Mini-Jobs sollen attraktiver werden

Berlin · Die Pläne der schwarz-gelben Koalition für eine Ausweitung der Einkommensgrenze bei Mini-Jobs von 400 auf 450 Euro stoßen bei Arbeitsmarktexperten und der Opposition auf Ablehnung.

Berlin. Auf Dringen der FDP sollte eigentlich schon zum 1. Juli eine neue Einkommensgrenze bei Mini-Jobs festgeschrieben werden. Doch die Union trat lange Zeit auf die Bremse, weil man dort nicht unbedingt glücklich über das Vorhaben ist. In der Vorwoche jedoch haben sich die Liberalen durchgesetzt. Demnach sollen ab 1. Januar 2013 nicht nur Mini-Jobber mehr Geld steuer- und sozialabgabenfrei verdienen dürfen. Auch bei den sogenannten Midi-Jobs, für die allmählich steigende Sozialbeiträge fällig werden, verändert sich der Einkommenskorridor. Künftig liegt er zwischen 450 und 850 Euro (jetzt 400 bis 800 Euro).

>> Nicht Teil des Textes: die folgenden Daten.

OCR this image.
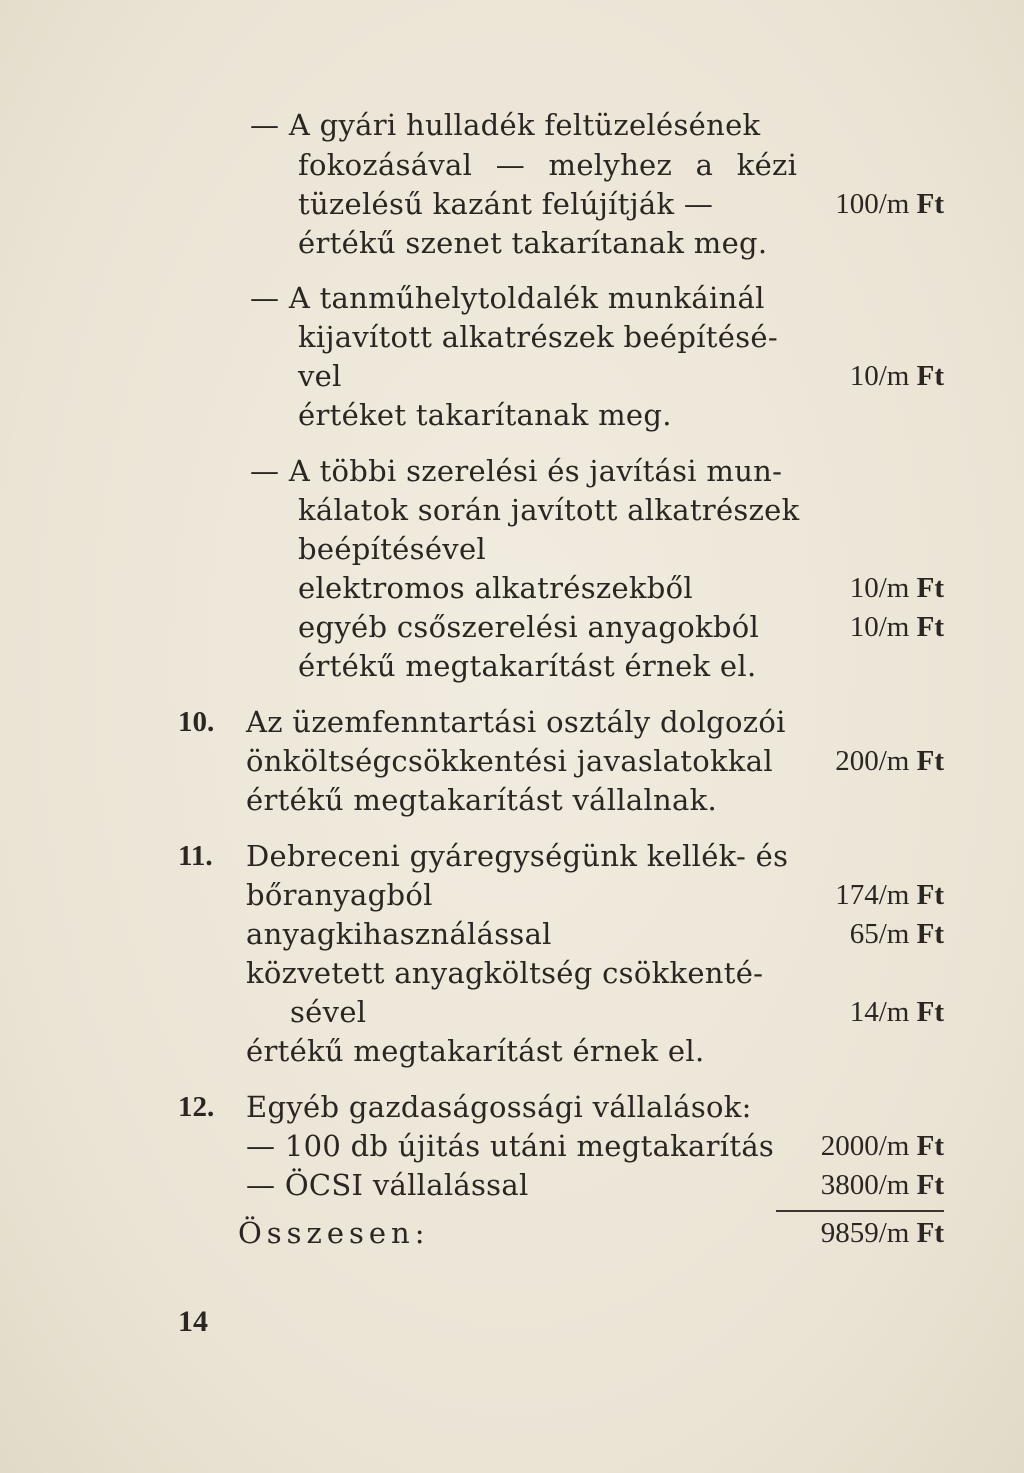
— A gyári hulladék feltüzelésének
fokozásával — melyhez a kézi
tüzelésű kazánt felújítják —	100/m Ft
értékű szenet takarítanak meg.
— A tanműhelytoldalék munkáinál
kijavított alkatrészek beépítésé-
vel	10/m Ft
értéket takarítanak meg.
— A többi szerelési és javítási mun-
kálatok során javított alkatrészek
beépítésével
elektromos alkatrészekből	10/m Ft
egyéb csőszerelési anyagokból	10/m Ft
értékű megtakarítást érnek el.
10. Az üzemfenntartási osztály dolgozói
önköltségcsökkentési javaslatokkal 200/m Ft
értékű megtakarítást vállalnak.
11. Debreceni gyáregységünk kellék- és
bőranyagból	174/m Ft
anyagkihasználással	65/m Ft
közvetett anyagköltség csökkenté-
sével	14/m Ft
értékű megtakarítást érnek el.
12. Egyéb gazdaságossági vállalások:
— 100 db újitás utáni megtakarítás 2000/m Ft
— ÖCSI vállalással	3800/m Ft
Összesen:	9859/m Ft
14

Diese Ausweitung sei "grundfalsch", sagte die arbeitsmarktpolitische Sprecherin der Grünen, Brigitte Pothmer, unserer Zeitung. Besonders für Frauen stelle diese Art der Beschäftigung eine "berufliche Sackgasse" dar. Bei der SPD sprach man ebenfalls von einem arbeitsmarktpolitischen Irrweg.
Zu der Tatsache, dass beide Parteien die massive Ausweitung der Mini-Jobs in ihren Regierungszeiten einst selbst beschlossen hatten, meinte Pothmer: "Die Hoffnung, die damit verbunden war, nämlich eine Brücke in normale Beschäftigung zu bauen, hat sich nicht erfüllt". Nötig seien Jobs, von denen die Menschen auch leben könnten.
Rückendeckung bekommt die Opposition von wissenschaftlicher Seite. Nach Einschätzung von Helmut Rudolph, Gruppenleiter am Institut für Arbeitsmarkt- und Berufsforschung (IAB) in Nürnberg, ist das Regierungsvorhaben deshalb problematisch, "weil man damit die Geschäftsgrundlage für die Sozialversicherung weiter aushöhlt". Absehbar sei eine weiter steigende Zahl von Mini-Jobbern, die von Sozialbeiträgen befreit sei, weshalb am Ende auch weniger Geld in die Sozialkassen komme.
Ende 2011 gab es rund 7,5 Millionen Mini-Jobber - an die 120 000 mehr als ein Jahr zuvor.
Laut Herbert Buscher, Arbeitsmarktexperte am Hallenser Institut für Wirtschaftsforschung (IWH), bedeutet die Anhebung der Einkommensgrenze zunächst einmal eine Ersparnis für den Staat. Denn je höher der Verdienst im unteren Lohnbereich liegt, desto weniger werden aufstockende Leistungen zur Sicherung des Existenzminimums notwendig. "Allerdings sollte man sich generell vom Niedriglohnsektor verabschieden und stattdessen den Bereich der sozialversicherungspflichtigen Beschäftigung stärken", rät Buscher. "Weil Mini-Jobber im Alter keinen oder nur wenig Anspruch auf Rente haben, fallen sie dem Staat dann nämlich wieder auf die Füße."
DGB-Vorstandsmitglied Annelie Buntenbach wandte sich gegen die Erwartung steigender Bezüge im Niedriglohnsektor. "Die Behauptung, die Erhöhung der Mini-Job-Grenze von 400 auf 450 Euro würde zu Einkommenserhöhungen führen, ist eine groteske Irreführung", sagte sie unserer Zeitung. Mini-Jobber bekämen nicht 400 Euro, nur weil dort die Subventionsgrenze verlaufe. "Im Westen bekommen sie im Schnitt nur 265 Euro, in Ostdeutschland nur 215 Euro", so Buntenbach. Damit seien Mini-Jobs "ein Mittel zum Lohndumping, von dem einzig die Arbeitgeber profitieren".